Third Harmonic Bio, a biotech startup founded in 2019 by Atlas Venture, officially launched on Wednesday with $105 million in new funding to advance development of an inflammatory disease drug formerly owned by Novartis.
The company, which previously raised $50 million from Atlas and two other venture investors, is led by Natalie Holles, the former CEO of Audentes Therapeutics who left last spring in the wake of that company's acquisition by Japan's Astellas Pharma.
Holles joined Third Harmonic last August, just as the company had begun an early-stage study of its drug and contemplated raising additional funds.
"Since all of that was kind of mid-flight when I came in, we made the decision to wait until we got the financing done and do the launch of the company on the back of the Series B, which closed in December," Holles said in an interview.
Third Harmonic is now planning to begin a Phase 1b "proof-of-concept" trial of its drug in a form of chronic skin hives, one of several allergic and inflammatory diseases that the company believes could be effectively targeted by the therapy.
Dubbed THB001, the drug is designed to block a cellular receptor called KIT that regulates immune cells known as mast cells. When activated, mast cells trigger immune responses that are often features of inflammatory disorders of the skin, gut and airways.
According to Holles, the problem is that KIT has a lot of "close kissing cousins." Targeting KIT ends up hitting those related proteins as well, complicating drug development.
"The challenge today has been targeting KIT with sufficient selectivity that you have a drug profile which is viable for the treatment of allergy and inflammatory disease," Holles said.
Chronic hives, or urticaria, triggered by cold temperatures is the first indication Third Harmonic will pursue with its drug. Another biotech, Celldex Therapeutics, also is targeting cold-inducible urticaria with a drug that's designed to deplete mast cells.

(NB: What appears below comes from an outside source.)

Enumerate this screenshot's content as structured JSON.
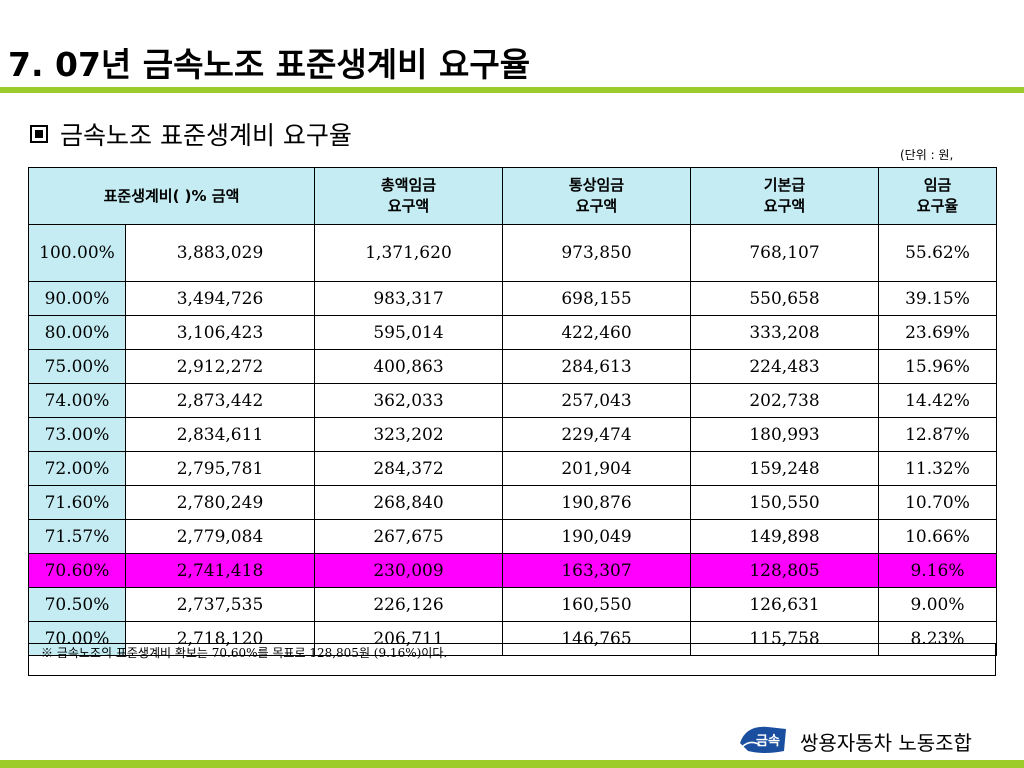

Urticaria can be caused by other triggers like heat, scratching or sunlight. In other cases, the reason for its onset is unknown and the condition is considered spontaneous or "idiopathic" in origin. Oral antihistamines currently are the first treatment of choice but is only effective in about half of people with chronic urticaria, per Third Harmonic. A biologic drug called Xolair also can be used afterwards, but that doesn't work for all patients either.
While Third Harmonic has some clinical data in hand from healthy volunteers, the Phase 1b study it's planning to launch later this year will be the first real test of its therapy. Initial results are expected toward the middle of 2023, Holles said.

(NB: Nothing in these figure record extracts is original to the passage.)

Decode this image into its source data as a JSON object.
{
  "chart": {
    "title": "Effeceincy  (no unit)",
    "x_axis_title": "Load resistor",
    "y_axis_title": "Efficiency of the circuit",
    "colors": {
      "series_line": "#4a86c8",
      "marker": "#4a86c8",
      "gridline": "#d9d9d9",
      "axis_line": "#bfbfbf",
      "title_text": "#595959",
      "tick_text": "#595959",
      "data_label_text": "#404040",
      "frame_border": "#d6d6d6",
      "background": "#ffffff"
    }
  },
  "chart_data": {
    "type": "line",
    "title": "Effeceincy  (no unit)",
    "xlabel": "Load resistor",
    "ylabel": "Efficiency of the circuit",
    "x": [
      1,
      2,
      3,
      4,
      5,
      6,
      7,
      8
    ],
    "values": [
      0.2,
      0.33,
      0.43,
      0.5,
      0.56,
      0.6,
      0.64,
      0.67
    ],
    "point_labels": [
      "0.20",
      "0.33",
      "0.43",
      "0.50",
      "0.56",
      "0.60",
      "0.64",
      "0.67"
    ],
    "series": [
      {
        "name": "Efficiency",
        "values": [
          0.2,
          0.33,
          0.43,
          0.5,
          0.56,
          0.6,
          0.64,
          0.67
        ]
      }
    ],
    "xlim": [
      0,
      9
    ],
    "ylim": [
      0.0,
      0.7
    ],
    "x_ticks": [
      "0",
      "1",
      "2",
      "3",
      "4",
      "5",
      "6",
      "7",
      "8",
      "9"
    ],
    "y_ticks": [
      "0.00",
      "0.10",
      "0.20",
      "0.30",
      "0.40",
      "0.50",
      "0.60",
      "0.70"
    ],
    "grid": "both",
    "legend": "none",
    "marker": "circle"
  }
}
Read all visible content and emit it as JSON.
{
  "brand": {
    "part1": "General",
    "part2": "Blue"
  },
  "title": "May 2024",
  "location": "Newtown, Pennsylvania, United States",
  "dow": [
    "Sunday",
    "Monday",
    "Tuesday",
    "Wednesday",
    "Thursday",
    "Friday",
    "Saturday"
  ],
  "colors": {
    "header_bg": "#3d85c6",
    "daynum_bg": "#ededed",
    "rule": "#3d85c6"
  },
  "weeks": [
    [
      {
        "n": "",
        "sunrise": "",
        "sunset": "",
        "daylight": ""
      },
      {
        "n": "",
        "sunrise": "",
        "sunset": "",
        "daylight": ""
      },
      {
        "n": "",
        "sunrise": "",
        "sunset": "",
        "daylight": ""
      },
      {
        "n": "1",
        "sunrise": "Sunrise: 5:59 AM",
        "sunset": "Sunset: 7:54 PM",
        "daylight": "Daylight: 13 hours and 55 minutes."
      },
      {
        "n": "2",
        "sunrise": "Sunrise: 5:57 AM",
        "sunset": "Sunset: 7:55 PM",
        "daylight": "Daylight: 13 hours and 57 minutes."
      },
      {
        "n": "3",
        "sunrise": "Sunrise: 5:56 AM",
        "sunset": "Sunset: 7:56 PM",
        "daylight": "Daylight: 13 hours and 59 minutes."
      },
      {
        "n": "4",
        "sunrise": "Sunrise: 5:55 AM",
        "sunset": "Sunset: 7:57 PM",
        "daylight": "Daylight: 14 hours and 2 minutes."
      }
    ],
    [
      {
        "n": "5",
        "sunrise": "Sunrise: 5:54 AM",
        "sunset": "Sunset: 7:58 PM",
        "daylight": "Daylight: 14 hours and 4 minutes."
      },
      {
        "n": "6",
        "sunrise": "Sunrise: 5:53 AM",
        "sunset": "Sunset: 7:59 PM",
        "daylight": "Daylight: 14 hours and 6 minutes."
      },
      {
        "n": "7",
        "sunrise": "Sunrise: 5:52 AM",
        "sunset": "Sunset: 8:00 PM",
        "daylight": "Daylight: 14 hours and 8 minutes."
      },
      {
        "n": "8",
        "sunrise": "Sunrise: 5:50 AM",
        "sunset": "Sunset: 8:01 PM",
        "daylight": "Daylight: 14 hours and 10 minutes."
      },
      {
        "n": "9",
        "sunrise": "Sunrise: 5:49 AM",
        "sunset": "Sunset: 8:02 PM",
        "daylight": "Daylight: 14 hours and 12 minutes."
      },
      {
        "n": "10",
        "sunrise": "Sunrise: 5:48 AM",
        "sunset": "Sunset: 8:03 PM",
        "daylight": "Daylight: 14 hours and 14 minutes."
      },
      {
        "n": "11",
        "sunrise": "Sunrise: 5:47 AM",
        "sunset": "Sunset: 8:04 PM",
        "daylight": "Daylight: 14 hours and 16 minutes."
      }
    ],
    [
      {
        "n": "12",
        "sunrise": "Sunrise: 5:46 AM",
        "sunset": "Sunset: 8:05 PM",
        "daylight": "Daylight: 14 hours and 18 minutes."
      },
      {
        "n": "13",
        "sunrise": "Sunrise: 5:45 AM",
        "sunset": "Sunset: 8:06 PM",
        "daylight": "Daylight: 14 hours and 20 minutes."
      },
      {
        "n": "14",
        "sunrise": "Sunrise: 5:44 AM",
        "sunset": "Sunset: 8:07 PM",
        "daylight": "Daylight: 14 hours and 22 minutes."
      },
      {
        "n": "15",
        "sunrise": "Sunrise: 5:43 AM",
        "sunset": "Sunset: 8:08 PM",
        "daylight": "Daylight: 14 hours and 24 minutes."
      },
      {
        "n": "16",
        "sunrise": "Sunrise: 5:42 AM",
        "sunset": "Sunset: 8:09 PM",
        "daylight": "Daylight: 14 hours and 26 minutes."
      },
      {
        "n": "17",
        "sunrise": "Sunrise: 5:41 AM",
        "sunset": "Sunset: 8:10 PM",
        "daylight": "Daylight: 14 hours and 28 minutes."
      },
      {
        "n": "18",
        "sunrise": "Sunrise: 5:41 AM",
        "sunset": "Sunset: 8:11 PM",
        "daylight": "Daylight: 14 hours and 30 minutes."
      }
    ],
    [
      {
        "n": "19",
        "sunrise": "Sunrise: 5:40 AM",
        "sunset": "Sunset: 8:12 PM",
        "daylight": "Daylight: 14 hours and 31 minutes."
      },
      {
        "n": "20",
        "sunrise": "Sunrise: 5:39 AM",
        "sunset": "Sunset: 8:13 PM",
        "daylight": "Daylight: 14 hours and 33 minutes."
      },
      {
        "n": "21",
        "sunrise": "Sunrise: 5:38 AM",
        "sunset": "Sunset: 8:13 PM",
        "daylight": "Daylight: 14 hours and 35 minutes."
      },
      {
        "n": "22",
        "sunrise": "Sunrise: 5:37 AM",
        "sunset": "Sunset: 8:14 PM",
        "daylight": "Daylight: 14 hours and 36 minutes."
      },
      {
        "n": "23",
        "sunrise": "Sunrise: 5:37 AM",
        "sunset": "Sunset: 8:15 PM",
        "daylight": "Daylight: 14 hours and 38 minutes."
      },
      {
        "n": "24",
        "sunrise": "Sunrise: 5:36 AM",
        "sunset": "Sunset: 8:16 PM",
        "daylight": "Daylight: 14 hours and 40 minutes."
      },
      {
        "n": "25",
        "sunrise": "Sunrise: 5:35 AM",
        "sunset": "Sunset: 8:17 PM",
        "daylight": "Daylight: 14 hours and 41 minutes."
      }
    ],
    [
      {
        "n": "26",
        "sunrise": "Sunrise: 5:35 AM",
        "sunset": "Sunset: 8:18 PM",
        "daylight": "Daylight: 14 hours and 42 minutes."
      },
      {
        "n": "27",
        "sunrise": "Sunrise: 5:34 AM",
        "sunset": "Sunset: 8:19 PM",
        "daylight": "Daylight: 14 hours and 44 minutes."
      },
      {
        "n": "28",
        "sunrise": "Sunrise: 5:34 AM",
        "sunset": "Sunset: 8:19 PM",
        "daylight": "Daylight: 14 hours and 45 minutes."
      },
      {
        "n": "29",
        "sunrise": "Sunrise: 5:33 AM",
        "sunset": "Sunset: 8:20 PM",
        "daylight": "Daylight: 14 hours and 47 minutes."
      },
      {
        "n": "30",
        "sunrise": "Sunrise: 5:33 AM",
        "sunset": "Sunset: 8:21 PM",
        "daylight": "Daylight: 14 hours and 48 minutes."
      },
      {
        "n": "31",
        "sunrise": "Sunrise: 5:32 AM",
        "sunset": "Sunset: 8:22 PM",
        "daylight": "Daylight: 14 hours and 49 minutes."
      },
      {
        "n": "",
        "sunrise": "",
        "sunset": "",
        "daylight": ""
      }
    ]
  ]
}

In the meantime, Third Harmonic plans to roughly double its headcount, from 14 employees currently to about 30 by the end of 2022. Among those planned hires will be a CFO, a chief scientific officer and a chief people officer to join the company's executive team, now made up of Holles, a chief medical officer and a chief operating officer.

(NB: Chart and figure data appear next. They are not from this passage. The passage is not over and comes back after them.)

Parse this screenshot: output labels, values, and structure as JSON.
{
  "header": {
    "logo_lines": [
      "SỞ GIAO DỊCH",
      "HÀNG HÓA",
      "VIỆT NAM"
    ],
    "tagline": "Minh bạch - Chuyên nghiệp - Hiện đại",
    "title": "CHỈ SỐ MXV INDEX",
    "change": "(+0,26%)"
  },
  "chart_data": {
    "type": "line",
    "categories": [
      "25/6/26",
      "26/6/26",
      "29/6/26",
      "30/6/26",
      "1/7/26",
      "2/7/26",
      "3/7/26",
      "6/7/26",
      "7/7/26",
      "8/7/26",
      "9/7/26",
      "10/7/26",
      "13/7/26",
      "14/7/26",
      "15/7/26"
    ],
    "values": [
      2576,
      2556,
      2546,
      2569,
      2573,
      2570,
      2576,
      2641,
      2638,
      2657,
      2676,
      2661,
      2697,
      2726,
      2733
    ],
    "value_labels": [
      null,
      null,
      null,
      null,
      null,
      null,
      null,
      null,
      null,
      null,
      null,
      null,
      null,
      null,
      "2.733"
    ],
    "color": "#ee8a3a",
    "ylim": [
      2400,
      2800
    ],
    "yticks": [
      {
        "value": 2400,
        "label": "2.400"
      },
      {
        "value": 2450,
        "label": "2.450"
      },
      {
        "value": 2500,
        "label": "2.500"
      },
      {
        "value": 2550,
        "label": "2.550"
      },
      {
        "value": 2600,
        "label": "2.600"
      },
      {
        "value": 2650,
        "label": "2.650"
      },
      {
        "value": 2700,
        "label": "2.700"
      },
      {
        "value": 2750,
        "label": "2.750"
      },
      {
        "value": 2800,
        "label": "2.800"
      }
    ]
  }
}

Until last April, Holles was the CEO of Audentes, a gene therapy developer that Astellas bought for $3 billion in late 2019. While Astellas had originally said it would run Audentes as an independent subsidiary, the pharma later opted to fold the biotech fully into its organization as a gene therapy-focused research unit.
Holles' departure was announced as part of that shift, which saw most Audentes employees join the newly branded Astellas Gene Therapies unit.
According to Holles, "it was always a plan that the founding management from Audentes would move on" as Astellas integrated the company.
But the transition also took place at the same time as Audentes and Astellas were working through a tragic setback in clinical testing of Audentes' most advanced gene therapy for a rare neuromuscular disease. The summer before, three children given the treatment died in a study run by Audentes, leading the FDA to halt testing.
Audentes and Astellas later were allowed to resume the trial in February 2021, a few months before the integration took place and Holles left.
However, last September Astellas announced a fourth child had died after developing abnormal liver function following treatment, and the FDA suspended further study again. In all, two dozen boys with the disease, known as XLMTM, were treated with the therapy.